Mundane Narrative
A Mundane Narrative is a Functional Narrative with mundane themes. Mundane narratives deal with everyday life and common experiences, like love, friendship, conflict, or personal growth. A classic example here is the movie “The Breakfast Club.”
Narrative Types
Narrative > Elite Narrative, Existential Narrative, Functional Narrative, Master Narrative, Mundane Narrative
Syncretic Terms
Related LP Terms
Non-LP Related Terms
Notes
Mundane narrratives can be contrasted with Sacred Narratives.
Some examples of sacred stories include
- The "Adam and Ave" story of the Christian Bible
- The "Star Wars" story of modern Hollywood.
- The Masonic "master architect" story.
- The evolutionary story
As noted in The Triumph of Spirit Book Two, sacred stories are, for better or worse, the vehicles by which old and new energy Archetypes are created.
A sacred story is an oft-repeated story that provides explicit or implicit answers to the Big Questions of existence, thereby creating what I call the Creation Template for this planet. Through repetitive telling by traditional storytellers (or Hollywood movie directors), sacred stories embed themselves deeply into the Collective Consciousness of this planet. From there the "metaphoric representations" that are constitutive of the Creation Template then determine, according to principle As above in consciousness, so below in matter, the manifestation of reality on this planet.

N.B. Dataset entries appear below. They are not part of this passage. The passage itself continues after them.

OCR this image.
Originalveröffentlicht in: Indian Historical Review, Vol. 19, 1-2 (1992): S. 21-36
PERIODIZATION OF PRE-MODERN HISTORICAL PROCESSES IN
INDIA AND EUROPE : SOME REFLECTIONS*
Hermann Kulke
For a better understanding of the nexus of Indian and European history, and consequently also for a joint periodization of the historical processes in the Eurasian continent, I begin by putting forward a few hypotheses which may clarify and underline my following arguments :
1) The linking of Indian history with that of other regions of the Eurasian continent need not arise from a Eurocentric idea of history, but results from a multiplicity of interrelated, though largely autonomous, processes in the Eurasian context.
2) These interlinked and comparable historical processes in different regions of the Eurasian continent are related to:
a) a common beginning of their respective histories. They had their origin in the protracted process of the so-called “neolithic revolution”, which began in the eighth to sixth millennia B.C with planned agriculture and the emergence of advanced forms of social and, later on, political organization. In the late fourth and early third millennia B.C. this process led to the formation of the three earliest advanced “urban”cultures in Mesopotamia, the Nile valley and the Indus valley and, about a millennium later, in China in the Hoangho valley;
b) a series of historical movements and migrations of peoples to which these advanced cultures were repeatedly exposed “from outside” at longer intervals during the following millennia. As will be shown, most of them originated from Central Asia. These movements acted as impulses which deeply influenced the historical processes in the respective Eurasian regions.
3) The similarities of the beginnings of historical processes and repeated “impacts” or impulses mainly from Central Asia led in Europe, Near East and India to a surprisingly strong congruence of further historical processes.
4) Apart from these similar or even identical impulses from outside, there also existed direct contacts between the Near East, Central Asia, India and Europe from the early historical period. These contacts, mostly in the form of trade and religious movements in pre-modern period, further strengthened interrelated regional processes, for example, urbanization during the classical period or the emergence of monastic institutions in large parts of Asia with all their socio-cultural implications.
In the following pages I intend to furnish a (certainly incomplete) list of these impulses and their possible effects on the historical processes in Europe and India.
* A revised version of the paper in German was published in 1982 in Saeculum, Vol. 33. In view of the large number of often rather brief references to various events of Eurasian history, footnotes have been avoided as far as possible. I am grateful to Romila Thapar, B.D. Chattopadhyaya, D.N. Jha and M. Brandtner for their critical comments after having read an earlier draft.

By their very nature, sacred stories become powerful stories. Because of their power to create what we might call the creative Meta-Conditions for manifestation of the human world, the form and content of sacred stories is viciously protected by those in control of the human world. Various mechanisms are used to control the shape and form of sacred stories. In medieval Catholic Europe, for example, only hand-selected monks were given the authority to copy sacred texts. Gutenberg complicated control, nevertheless, control was quickly reasserted through simple physical ownership (i.e., eventually only the rich could own printing presses and Hollywood movie studios) and conceptual enclosures (for example teaching that sacred stories were "handed down" from some authoritative spiritual source and therefore above question and modification).
The Internet, coupled with the manifestation of the World Wide Web and the rapid evolution of printing and digital technologies, has (thankfully) made central control and administration of this world's sacred stories impossible and there will be no return to previous spiritual conditions. Extrapolating into the future we see the rapid collapse of this world's "traditional" sacred stories (and the institutions which protect them) and their replacement with heterogeneously expressed, but globally unified, sacred stories wrapped around the core truth of our Shared Divinity.